Fixo-me, porém, na lembrança de Ching-Tsu, para afastar o pensamento incômodo, que teima em penetrar em meu cubículo. Ching-Tsu, uma lembrança amarelada, uma imagem que se vai desbotando em minha mente. Luto para conservar ainda as emoções de nossos primeiros contatos. Seu rosto liso, que eu acariciava com um misto de atração e reverência. Aquela juventude que me fascinava. Fecho os olhos para vivenciar o devaneio. Eu preciso fechar os olhos para não ver algo nesta escuridão? Abro e fecho os olhos, procurando notar se o rosto de Ching-Tsu se altera. Tenho pálpebras feitas de vidro.

Tento levantar-me e sinto o corpo dolorido. Apoio as mãos no chão, mas o esforço é inútil. Peso toneladas. Ching-Tsu, Ching-Tsu, sussurro, como se rezasse. Solto o corpo e sinto, à minha volta, o chão pegajoso. Só então começo a sentir o mau-cheiro. Tenho o olfato nas palmas das mãos. Tateio-me, emporcalhando-me ainda mais. Essa tomada de consciência me traz desespero, diante de minha impotência. Sou um monte de feridas deixado em um canto qualquer de um lugar qualquer. Quem me encontrará aqui?

Grito e torno a gritar. Por milagre, aparecem no alto da parede as silhuetas da grade de ventilação. Tento ouvir passos. Para iludir-me penso que o visitante está calçando tênis. Ou estaria descalço? Grito novamente. A luz continua acesa, mas não ouço qualquer ruído.

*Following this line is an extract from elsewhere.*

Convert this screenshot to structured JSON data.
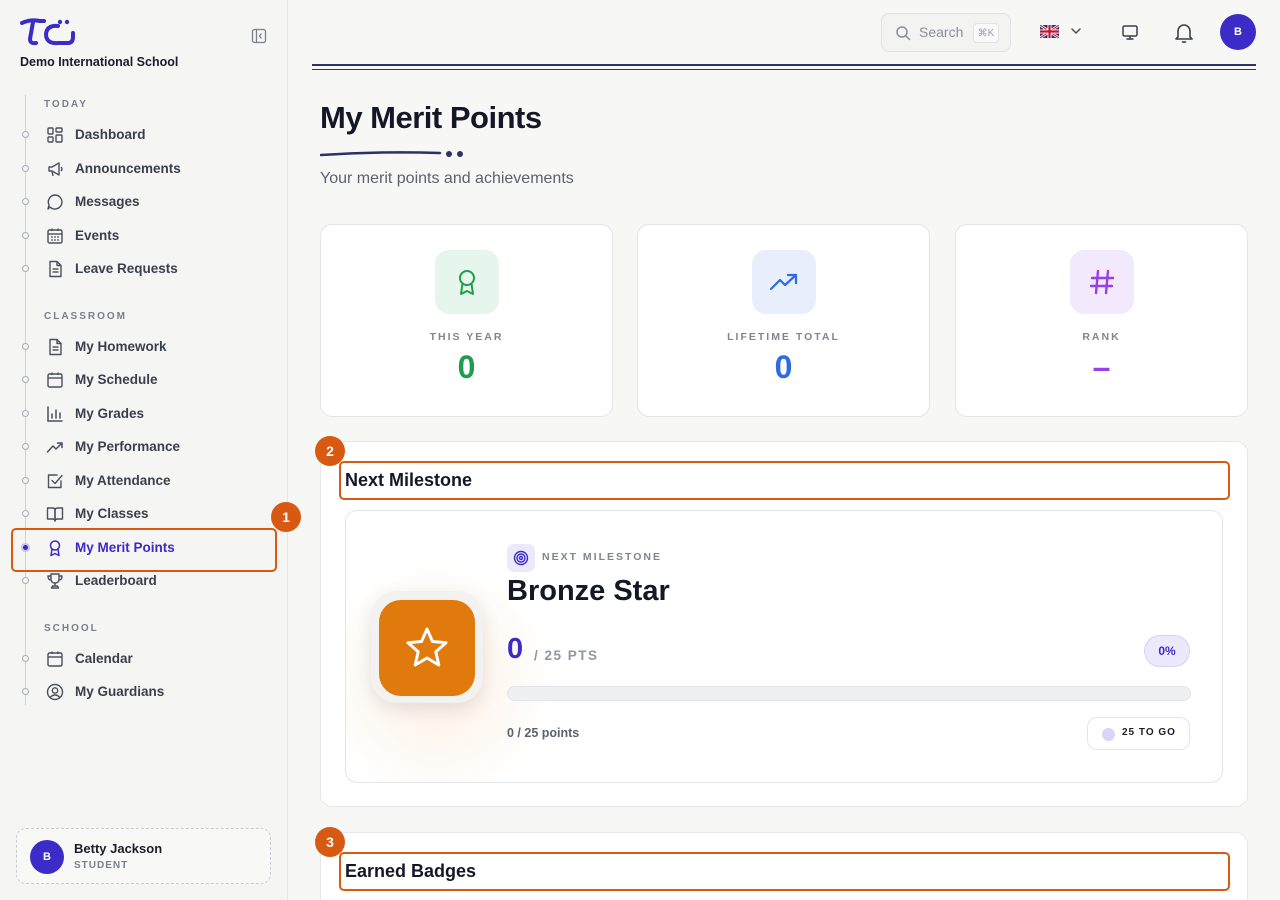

Parece-me agora ver um anjo minúsculo descendo nas réstias de luz. O anjo tem o rosto de Chig-Tsu. Tem o mesmo corpo atlético de um anjo exterminador, sem a espada na mão. Choro, e a figura de Ching-Tsu baila nos meus olhos.

Eu te amo, Chig-Tsu. Nunca lhe disse isso, mas quero dizer isso agora antes que seja tarde. Lutei contra esse pensamento incômodo mais do que contra todas as muralhas que tentavam nos prender. Tentei fugir desse sentimento estranho, que me apequenava e me enqrandecia, que me aturdia e me animava. Lutei contra tantos, para não lutar contra mim mesmo. Para fugir de uma luta que já estava perdida antes mesmo de começar. Eu te amo, Ching-Tsu.

A luz se apaga antes que minha voz ecoe.

Chig-Tsu, onde está você? Os pezinhos voltam a correr de um canto para outro do cubículo, como se quisessem responder à minha indagação.

Estou em paz. Canto uma canção antiga, certamente inventando palavras sem sentido, para não perder a melodia. Revejo minha mãe, à beira de meu berço. A canção é a mesma. Cantamos em dueto.